The test I created in AddOneMoreCheckToTestTwentyThreads, which I believe shows ExtremeProgrammingChallengeFourteenTheBug, is deterministic. In order to make it deterministic I had to set up things just so. I had to control the order in which threads ran and the priority of the threads. In an AcceptanceTest, you have far less leeway in setting up your test. You want the test to simulate the actual running of the system as much as possible. You want to input data as far up stream and interpret data as far down stream as possible.

So in an AcceptanceTest I would prefer not to reach into the guts of the system to contrive some test. Instead I would make it a MonteCarlo? simulation. That is, I would run the AcceptanceTest over and over a sufficient number of times. I could then come up with a score based on how many times the test failed. -- DonWells

Having looked at AddOneMoreCheckToTestTwentyThreads, I have two comments.

First, this test does not expose ExtremeProgrammingChallengeFourteenTheBug. The bug is a matter of LiveNess?, not FairNess?. When the bug arises, the result is a set of producer and consumer threads that should transfer objects and proceed end up stuck in wait(). This manifests itself as an accumulated output that is shorter than expected, not an output of the right length with elements in the wrong order.

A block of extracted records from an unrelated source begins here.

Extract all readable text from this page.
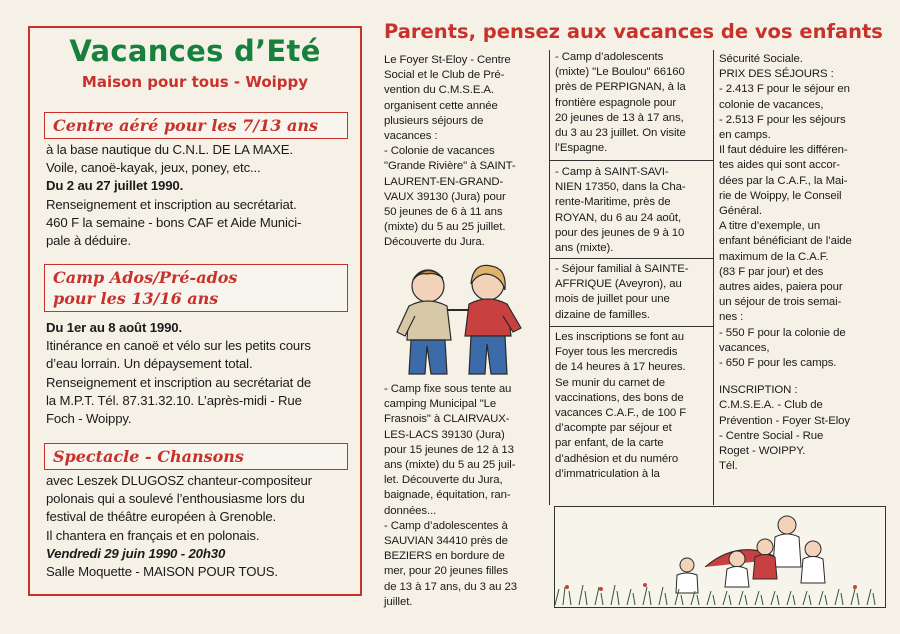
Vacances d’Eté
Maison pour tous - Woippy
Centre aéré pour les 7/13 ans
à la base nautique du C.N.L. DE LA MAXE.
Voile, canoë-kayak, jeux, poney, etc...
Du 2 au 27 juillet 1990.
Renseignement et inscription au secrétariat.
460 F la semaine - bons CAF et Aide Munici-
pale à déduire.
Camp Ados/Pré-ados
pour les 13/16 ans
Du 1er au 8 août 1990.
Itinérance en canoë et vélo sur les petits cours
d’eau lorrain. Un dépaysement total.
Renseignement et inscription au secrétariat de
la M.P.T. Tél. 87.31.32.10. L’après-midi - Rue
Foch - Woippy.
Spectacle - Chansons
avec Leszek DLUGOSZ chanteur-compositeur
polonais qui a soulevé l’enthousiasme lors du
festival de théâtre européen à Grenoble.
Il chantera en français et en polonais.
Vendredi 29 juin 1990 - 20h30
Salle Moquette - MAISON POUR TOUS.
Parents, pensez aux vacances de vos enfants
Le Foyer St-Eloy - Centre
Social et le Club de Pré-
vention du C.M.S.E.A.
organisent cette année
plusieurs séjours de
vacances :
- Colonie de vacances
"Grande Rivière" à SAINT-
LAURENT-EN-GRAND-
VAUX 39130 (Jura) pour
50 jeunes de 6 à 11 ans
(mixte) du 5 au 25 juillet.
Découverte du Jura.
- Camp fixe sous tente au
camping Municipal "Le
Frasnois" à CLAIRVAUX-
LES-LACS 39130 (Jura)
pour 15 jeunes de 12 à 13
ans (mixte) du 5 au 25 juil-
let. Découverte du Jura,
baignade, équitation, ran-
données...
- Camp d’adolescentes à
SAUVIAN 34410 près de
BEZIERS en bordure de
mer, pour 20 jeunes filles
de 13 à 17 ans, du 3 au 23
juillet.
- Camp d’adolescents
(mixte) "Le Boulou" 66160
près de PERPIGNAN, à la
frontière espagnole pour
20 jeunes de 13 à 17 ans,
du 3 au 23 juillet. On visite
l’Espagne.
- Camp à SAINT-SAVI-
NIEN 17350, dans la Cha-
rente-Maritime, près de
ROYAN, du 6 au 24 août,
pour des jeunes de 9 à 10
ans (mixte).
- Séjour familial à SAINTE-
AFFRIQUE (Aveyron), au
mois de juillet pour une
dizaine de familles.
Les inscriptions se font au
Foyer tous les mercredis
de 14 heures à 17 heures.
Se munir du carnet de
vaccinations, des bons de
vacances C.A.F., de 100 F
d’acompte par séjour et
par enfant, de la carte
d’adhésion et du numéro
d’immatriculation à la
Sécurité Sociale.
PRIX DES SÉJOURS :
- 2.413 F pour le séjour en
colonie de vacances,
- 2.513 F pour les séjours
en camps.
Il faut déduire les différen-
tes aides qui sont accor-
dées par la C.A.F., la Mai-
rie de Woippy, le Conseil
Général.
A titre d’exemple, un
enfant bénéficiant de l’aide
maximum de la C.A.F.
(83 F par jour) et des
autres aides, paiera pour
un séjour de trois semai-
nes :
- 550 F pour la colonie de
vacances,
- 650 F pour les camps.
INSCRIPTION :
C.M.S.E.A. - Club de
Prévention - Foyer St-Eloy
- Centre Social - Rue
Roget - WOIPPY.
Tél.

Second, with respect to FairNess?, the challenge code makes no attempt to be fair. Generally, the concurrency primitives in Java are not fair. To achieve FairNess? in Java, we must add an explicit layer of policy, as described, for example, in http://www.sni.net/~cargill/jgf/9809/SpecificNotification.html Using testing to establish that concurrent code is fair sounds at least as hard as the correctness property we already have here. I would prefer to put FairNess? on hold for now.

Unless I've missed something, the challenge stands.

-- TomCargill

Far as I'm concerned, the core of the challenge was to show that it's difficult if not impossible to find some defects in concurrent code by testing. That makes refactoring difficult - but it makes writing the code originally difficult as well. Personally, I accept that as having been shown long ago. I applaud Don's continuing effort to build a test that will show the defect at all. We might well learn something if/when he's successful.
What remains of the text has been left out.